Terminate the current supervisor if it was started, and restart with --config-from:

kmott$ hab sup term
kmott$ hab sup run --config-from=/src/habitat/config > /hab/sup/default/sup.log 2>&1 &

Load the core/openldap package now:

kmott$ hab svc load core/openldap

Wait a few moments, and check the contents of /hab/svc/openldap/config/slapd.ldif.
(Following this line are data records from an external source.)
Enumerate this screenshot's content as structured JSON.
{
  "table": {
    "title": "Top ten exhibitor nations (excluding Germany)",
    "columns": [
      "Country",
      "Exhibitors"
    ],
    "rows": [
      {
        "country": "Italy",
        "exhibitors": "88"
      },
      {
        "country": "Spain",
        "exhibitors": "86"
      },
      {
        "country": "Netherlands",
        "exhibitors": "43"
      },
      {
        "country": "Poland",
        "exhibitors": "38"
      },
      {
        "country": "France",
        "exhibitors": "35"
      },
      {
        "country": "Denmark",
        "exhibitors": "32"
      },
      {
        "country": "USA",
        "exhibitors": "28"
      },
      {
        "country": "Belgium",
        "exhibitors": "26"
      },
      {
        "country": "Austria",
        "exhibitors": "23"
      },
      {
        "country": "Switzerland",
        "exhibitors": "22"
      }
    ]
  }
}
Note that the rendered content is from the base package slapd.ldif, not mine with the modified include: <path>/import.ldif statement.

Here’s the output from tree for the openldap-test dir in my environment:

kmott$ tree openldap-test
openldap-test
└── habitat
    └── config
        ├── import.ldif
        └── slapd.ldif

2 directories, 2 files

I actually think --config-from is broken post supervisor 0.55.0 (the last time I could get a successful test of it. I’m going to file this as an issue and link it back here.